Literacy experts in Scotland have joined authors' calls for publishers to scrap their plans to "age-band" children's books, claiming the practice could turn children off reading and might even lead to bullying of struggling readers.
From this autumn, a number of publishing houses plan to introduce "age- banding" of their books, with each book carrying a specific marking, indicating their suitability for readers aged 5+, 7+, 9+, 11+ and 13+teen.
However, Tommy MacKay, the educational psychologist behind West Dunbartonshire's groundbreaking literacy initiative, says there is little point in age-banding books, given that reading ability of children of the same age can vary widely. "In the middle years, a child's reading age can easily be one-and-a-half years either side," he said.
Children, he argued, should have the freedom to explore books and find their own level when already "so much of life is ordered and regimented".
Reading texts only deemed suitable for their age, he continued, could lead to youngsters becoming bored and their aspirations being "dumbed down".
"It has been shown that where there is the greatest learning curve is not when people are working in their comfort zone, but when they are working outside it."
Judith Gillespie, chair of the Scottish Labour Party's literacy commission and development manager of the Scottish Parent Teacher Council, said age- banding would only be of use to "grannies" and could end in children who were found reading a book deemed suitable for someone younger "getting a right slagging".
She added: "Kids of different ages might go up or down to read a book but would be very reluctant to go down to 7+ if they were 10 and struggling.

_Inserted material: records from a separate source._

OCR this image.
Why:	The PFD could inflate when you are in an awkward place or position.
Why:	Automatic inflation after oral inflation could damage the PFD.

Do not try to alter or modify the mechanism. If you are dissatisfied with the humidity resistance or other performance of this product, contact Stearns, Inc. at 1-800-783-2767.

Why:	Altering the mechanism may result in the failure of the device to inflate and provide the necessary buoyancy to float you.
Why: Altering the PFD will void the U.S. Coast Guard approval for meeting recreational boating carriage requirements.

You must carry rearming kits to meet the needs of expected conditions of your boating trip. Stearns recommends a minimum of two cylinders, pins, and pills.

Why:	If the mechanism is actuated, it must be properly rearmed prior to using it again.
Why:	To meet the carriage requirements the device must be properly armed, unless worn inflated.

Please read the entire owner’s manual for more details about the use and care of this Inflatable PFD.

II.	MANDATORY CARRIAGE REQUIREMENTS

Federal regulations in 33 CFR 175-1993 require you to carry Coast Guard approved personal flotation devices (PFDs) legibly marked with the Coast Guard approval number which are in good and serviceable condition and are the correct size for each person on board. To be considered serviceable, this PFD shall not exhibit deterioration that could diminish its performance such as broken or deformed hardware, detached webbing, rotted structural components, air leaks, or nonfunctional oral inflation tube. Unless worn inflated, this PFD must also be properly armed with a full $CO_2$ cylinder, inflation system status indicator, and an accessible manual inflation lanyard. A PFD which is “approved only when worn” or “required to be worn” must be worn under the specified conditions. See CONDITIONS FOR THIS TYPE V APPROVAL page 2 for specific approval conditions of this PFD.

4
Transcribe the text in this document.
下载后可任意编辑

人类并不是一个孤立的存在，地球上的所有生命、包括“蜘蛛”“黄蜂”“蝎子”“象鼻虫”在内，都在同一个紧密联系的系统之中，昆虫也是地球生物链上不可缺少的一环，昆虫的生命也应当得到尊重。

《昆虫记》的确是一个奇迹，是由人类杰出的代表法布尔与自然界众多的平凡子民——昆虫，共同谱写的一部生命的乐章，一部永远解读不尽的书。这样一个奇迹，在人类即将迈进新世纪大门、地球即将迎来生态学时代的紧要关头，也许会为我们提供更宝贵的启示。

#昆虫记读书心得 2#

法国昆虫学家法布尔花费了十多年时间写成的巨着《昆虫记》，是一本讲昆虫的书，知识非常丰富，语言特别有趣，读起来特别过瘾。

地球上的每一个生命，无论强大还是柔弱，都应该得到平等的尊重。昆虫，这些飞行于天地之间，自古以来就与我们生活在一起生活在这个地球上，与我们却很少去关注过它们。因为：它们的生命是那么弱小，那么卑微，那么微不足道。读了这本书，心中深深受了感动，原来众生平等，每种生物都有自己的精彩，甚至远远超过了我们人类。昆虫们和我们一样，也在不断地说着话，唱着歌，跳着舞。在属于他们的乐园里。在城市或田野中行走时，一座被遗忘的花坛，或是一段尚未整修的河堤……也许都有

People who know about children's literature know the level a book is pitched at. This would only really be of use to grannies and so on, and they can ask the people selling the books for advice."
Authors have also made their feelings known. More than 750 have signed an online petition, set up by Philip Pullman, the best-selling author of the trilogy His Dark Materials. It describes age-banding as "ill-conceived" and "damaging to the interests of young readers".